Offering prostrate obeisance to you, Srila Prabhupada, my eternal guide, preceptor and master, I offer also these heartfelt words on the occasion of your appearance celebration as Sri Vyasadeva’s very dear spiritual descendent and representative.
On July 1, 1966, you moved into your small Lower East Side Manhattan flat behind 26 Second Avenue. You recorded this in your 1966 journal:
Today I entered the new house at 26 Second Avenue rear portion Room #B1. For my purpose it [is] all good. I do not [know] why Krishna is trying to establish me in New York. I am his servant’s servant and therefore let His desire be fulfilled through my agency.
Lately, while reflecting on your profusion of instructions on how to advance in the practice of krishna-bhakti sadhana, I came across my godbrother Mahatma Prabhu’s suggestion to improve japa of the maha-mantra with the application of “japa affirmations,” the title of a small book he has recently written. In considering “affirmations”—positive, present-tense statements that affirm the attitude and practices one wants to realize, it strikes me that you are repeatedly applying affirmations to your own engagement in your mission. For instance, in the case of this journal entry, you very simply and straightforwardly affirm your identity as Krishna’s servant’s servant. Then, based on this truth, you allow Krishna’s desire to be fulfilled in the way that is fitting to your identity: As a servant of the servant, you recognize that you are elligible to act as the supreme master’s—Krishna’s—agent.
In the same July 1 journal entry, you then go on to write,
The Landlord Mr. Gardiner is pukka landlord. He knows how to increase the rent. But I am not sorry. For two months namely July and August I will have to pay at 62 and odds whereas from September 1st I will have to pay $71 and odds. Let me see how Krishna arranges the things.
Despite the anticipated increase in rent of nine dollars per month (around $72 in present-day value), you affirm that you are “not sorry.” You are confident that Krishna will act in a way that will resolve the financial uncertainty.*
Within these simple expressions of affirmation for the progress of your mission amidst quotidian details of accounting and the times of sunrise and sunset, I find indices of the sort of mature, humble confidence that made your efforts successful. They also point to a long Vaishnava tradition of humble confidence, tied to a sense of eager anticipation to meet Krishna, as we see when Akrura excitedly journeys to Vrindavana to meet the Lord. Other, somewhat related sources of inspiration for me are accounts of situations where uncertainty regarding future events is mitigated with confidence in the Lord’s all-good intervention. At present I’m thinking particularly of Lord Brahma’s uncertainty prior to the appearance of Varahadeva. As your mission expanded during the early years of your efforts beyond as well as within India, you expressed continuing confidence. During a morning walk in Mayapur (April 3, 1975) you made such an “affirmation” that was also an invitation to anyone and everyone:
This is the movement, that you come here, live with us, and produce your food, produce your milk, be happy, healthy, and chant Hare Krishna. This is our movement.

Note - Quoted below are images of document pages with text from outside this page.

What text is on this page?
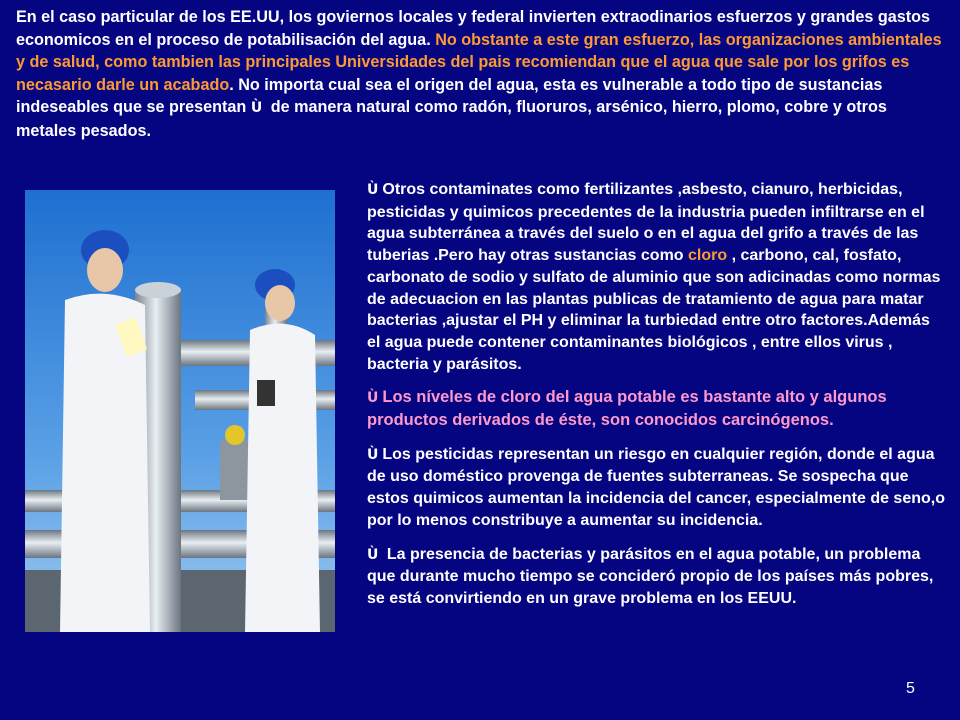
En el caso particular de los EE.UU, los goviernos locales y federal invierten extraodinarios esfuerzos y grandes gastos economicos en el proceso de potabilisación del agua. No obstante a este gran esfuerzo, las organizaciones ambientales y de salud, como tambien las principales Universidades del pais recomiendan que el agua que sale por los grifos es necasario darle un acabado. No importa cual sea el origen del agua, esta es vulnerable a todo tipo de sustancias indeseables que se presentan Ù de manera natural como radón, fluoruros, arsénico, hierro, plomo, cobre y otros metales pesados.

Ù Otros contaminates como fertilizantes ,asbesto, cianuro, herbicidas, pesticidas y quimicos precedentes de la industria pueden infiltrarse en el agua subterránea a través del suelo o en el agua del grifo a través de las tuberias .Pero hay otras sustancias como cloro , carbono, cal, fosfato, carbonato de sodio y sulfato de aluminio que son adicinadas como normas de adecuacion en las plantas publicas de tratamiento de agua para matar bacterias ,ajustar el PH y eliminar la turbiedad entre otro factores.Además el agua puede contener contaminantes biológicos , entre ellos virus , bacteria y parásitos.

Ù Los níveles de cloro del agua potable es bastante alto y algunos productos derivados de éste, son conocidos carcinógenos.

Ù Los pesticidas representan un riesgo en cualquier región, donde el agua de uso doméstico provenga de fuentes subterraneas. Se sospecha que estos quimicos aumentan la incidencia del cancer, especialmente de seno,o por lo menos constribuye a aumentar su incidencia.

Ù La presencia de bacterias y parásitos en el agua potable, un problema que durante mucho tiempo se concideró propio de los países más pobres, se está convirtiendo en un grave problema en los EEUU.

5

Therefore we are creating New Vrindaban and farm, and we are trying to purchase . . . This is our movement, that we give you sufficient food, shelter, health, philosophy, religion, character, everything purity.
By saying “you come here,” your confidence is magnified by such a direct appeal. What’s more, your confidence is in your—and “our movement’s”—capacity to give all that could be required for a person’s well-being.
My prayer is that you may bless me to attain and maintain humble confidence in my own ability to be a positive contributor—a positive giver—to your mission of giving. To this end I allow myself to affirm my own fitness to be so. I further allow myself to affirm my potential, through your and Lord Krishna’s grace, to hold fast to your vision of flourishing communities sustained internally by “philosophy, religion, [and] character” and outwardly by “sufficient food, shelter, [and] health.” And I pray that you allow me to
continue to participate in your ongoing powerful agency in fulfilling Krishna’s wondrous desire to establish consciousness of Him, the Lord in our hearts, deep in the hearts of all.
Your aspiring servant,
Krishna Kshetra Swami
*However, even as you waited to “see how Krishna arranges” the situation, on September 1st, two months later, you expressed yourself further: “Mr Gardiner wants to increase the rent to 71.odds. He came and got it signed by me before the trustees. I think it is not just.”